Salah Abdeslam, 32, the only surviving member of an Islamic State cell that murdered 130 people in suicide bombings and shootingsin and around the French capital in November 2015, has told a Paris court that he backed out at the last minute from committing a suicide bombing in a café.  

La rédaction de Mediapart

This article is freely available.

The last surviving suspected assailant in the deadly 2015 Paris attacks has told a court that he changed his mind about going through with the killings at the last moment, reports The Guardian.

“The objective I was given was to go to a cafe in the 18th” district in northern Paris, Salah Abdeslam told the special Paris court hearing the case. “I’m going into the café, I’m ordering a drink, I’m looking at the people around me – and I said to myself: ‘No, I’m not going to do it.’”

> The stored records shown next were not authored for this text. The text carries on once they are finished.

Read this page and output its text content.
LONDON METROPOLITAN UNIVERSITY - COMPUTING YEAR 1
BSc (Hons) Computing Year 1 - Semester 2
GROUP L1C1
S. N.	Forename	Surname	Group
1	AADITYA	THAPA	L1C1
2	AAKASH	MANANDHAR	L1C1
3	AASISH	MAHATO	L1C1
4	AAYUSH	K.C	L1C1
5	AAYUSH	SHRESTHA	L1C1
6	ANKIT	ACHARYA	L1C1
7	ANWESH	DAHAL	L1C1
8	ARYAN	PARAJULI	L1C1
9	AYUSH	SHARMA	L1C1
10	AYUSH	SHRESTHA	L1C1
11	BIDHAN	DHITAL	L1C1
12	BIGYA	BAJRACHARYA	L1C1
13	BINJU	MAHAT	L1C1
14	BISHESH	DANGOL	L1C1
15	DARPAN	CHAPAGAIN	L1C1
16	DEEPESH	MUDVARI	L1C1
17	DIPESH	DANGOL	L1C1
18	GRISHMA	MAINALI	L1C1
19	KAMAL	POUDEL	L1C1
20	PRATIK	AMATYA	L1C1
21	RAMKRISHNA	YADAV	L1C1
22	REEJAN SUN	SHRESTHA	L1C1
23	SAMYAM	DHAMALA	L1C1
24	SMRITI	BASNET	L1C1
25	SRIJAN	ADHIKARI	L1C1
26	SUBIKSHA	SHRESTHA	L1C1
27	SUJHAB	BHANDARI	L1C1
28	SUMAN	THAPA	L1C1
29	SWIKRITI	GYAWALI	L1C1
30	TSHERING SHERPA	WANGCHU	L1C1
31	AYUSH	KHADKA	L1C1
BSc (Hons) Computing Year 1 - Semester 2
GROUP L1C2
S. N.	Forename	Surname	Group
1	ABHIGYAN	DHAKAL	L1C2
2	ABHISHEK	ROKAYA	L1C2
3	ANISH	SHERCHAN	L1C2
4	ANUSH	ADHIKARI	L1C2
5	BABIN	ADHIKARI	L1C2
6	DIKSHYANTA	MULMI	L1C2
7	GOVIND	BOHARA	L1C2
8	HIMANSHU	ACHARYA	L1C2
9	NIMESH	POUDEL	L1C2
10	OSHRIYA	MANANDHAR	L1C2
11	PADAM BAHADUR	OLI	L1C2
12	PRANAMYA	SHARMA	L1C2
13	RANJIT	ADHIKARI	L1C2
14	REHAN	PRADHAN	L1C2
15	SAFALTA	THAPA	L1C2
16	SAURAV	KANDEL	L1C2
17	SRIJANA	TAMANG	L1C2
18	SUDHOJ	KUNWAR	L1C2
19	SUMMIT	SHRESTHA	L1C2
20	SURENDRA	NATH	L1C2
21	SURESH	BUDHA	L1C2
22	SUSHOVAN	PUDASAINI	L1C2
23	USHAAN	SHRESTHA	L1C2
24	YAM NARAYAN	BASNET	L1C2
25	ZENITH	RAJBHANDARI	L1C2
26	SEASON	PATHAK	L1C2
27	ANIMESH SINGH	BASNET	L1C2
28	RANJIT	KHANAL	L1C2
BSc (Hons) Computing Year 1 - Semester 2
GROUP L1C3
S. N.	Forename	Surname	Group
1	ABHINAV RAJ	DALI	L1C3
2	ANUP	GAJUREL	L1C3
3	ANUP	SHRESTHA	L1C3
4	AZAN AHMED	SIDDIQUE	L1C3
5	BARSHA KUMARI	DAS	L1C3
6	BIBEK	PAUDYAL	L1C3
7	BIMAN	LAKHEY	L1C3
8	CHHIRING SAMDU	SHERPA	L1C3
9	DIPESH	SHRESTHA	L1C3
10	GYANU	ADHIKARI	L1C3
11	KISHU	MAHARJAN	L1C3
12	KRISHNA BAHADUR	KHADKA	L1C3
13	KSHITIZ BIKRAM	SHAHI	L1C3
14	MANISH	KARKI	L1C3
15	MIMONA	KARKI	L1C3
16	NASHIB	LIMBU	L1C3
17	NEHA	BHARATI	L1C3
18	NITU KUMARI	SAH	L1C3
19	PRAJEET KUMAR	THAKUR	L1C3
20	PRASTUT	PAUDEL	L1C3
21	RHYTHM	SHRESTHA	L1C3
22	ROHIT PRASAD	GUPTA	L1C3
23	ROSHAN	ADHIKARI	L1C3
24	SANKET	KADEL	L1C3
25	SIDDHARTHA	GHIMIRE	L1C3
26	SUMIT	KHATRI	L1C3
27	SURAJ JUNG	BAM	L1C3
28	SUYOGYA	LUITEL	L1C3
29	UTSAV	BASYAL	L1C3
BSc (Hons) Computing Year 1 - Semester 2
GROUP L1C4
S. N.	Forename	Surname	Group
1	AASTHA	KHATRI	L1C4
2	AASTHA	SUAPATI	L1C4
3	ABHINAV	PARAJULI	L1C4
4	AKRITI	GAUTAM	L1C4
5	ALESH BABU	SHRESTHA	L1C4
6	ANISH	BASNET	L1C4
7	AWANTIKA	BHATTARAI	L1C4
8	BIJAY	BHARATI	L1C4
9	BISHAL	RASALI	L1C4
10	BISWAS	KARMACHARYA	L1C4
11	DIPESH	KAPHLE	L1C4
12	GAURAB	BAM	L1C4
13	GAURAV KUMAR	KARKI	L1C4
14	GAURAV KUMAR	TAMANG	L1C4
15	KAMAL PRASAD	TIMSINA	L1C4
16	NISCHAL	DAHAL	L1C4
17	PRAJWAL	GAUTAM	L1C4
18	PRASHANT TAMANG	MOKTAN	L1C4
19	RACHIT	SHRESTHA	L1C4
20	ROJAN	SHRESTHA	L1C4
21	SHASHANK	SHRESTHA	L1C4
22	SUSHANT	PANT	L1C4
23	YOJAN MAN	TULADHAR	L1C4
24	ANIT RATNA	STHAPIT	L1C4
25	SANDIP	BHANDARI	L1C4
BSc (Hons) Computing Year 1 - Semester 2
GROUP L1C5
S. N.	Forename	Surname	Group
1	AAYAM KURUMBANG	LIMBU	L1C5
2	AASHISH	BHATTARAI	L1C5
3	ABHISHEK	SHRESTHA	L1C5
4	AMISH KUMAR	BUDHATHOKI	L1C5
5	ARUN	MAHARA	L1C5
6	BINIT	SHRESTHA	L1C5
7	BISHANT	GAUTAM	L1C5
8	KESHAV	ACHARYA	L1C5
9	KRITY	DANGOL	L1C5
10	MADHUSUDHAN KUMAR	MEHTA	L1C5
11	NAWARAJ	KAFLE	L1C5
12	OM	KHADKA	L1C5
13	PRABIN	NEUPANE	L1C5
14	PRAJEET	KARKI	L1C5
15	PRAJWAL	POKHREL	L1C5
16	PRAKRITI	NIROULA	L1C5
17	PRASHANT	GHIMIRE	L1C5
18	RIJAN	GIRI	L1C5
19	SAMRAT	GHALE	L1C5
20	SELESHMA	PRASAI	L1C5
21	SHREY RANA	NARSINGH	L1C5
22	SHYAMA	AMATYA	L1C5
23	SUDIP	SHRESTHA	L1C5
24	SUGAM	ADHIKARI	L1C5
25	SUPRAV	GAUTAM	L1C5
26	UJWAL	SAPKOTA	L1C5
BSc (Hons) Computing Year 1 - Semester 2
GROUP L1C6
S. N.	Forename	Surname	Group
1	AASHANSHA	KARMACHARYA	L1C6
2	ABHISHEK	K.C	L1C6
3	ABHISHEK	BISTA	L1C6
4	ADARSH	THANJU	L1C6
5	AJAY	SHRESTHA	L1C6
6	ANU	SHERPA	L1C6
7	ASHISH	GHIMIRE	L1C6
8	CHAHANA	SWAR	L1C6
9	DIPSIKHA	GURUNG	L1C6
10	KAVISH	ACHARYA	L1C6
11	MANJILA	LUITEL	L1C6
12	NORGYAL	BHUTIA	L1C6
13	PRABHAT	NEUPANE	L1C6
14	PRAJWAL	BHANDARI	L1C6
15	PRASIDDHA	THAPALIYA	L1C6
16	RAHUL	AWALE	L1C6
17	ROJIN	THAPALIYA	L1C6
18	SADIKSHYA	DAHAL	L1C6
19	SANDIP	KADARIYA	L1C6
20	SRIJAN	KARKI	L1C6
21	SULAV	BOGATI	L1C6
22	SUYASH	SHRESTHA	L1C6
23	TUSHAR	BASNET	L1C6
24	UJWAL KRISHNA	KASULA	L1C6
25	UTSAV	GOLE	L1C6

For the plaintiffs in the case, including survivors and the loved ones of victims of the November 2015 attacks that killed 130 people, this was testimony they had been waiting months to hear.

Abdeslam, 32, said he was told about plans for the attack in Paris on November 11th, two days before they were carried out. That happened at a meeting in Charleroi, in Belgium, with Abdelhamid Abaaoud, who is accused of having masterminded the attacks.

Until then, said Abdeslam, he thought he was going to be sent to Syria. Instead, he was told he had been chosen to carry out an attack using an explosive belt.

“It was a shock for me, but he ended up by convincing me,” he said. “I ended up accepting and saying, ‘OK, I’ll go ahead with it’.”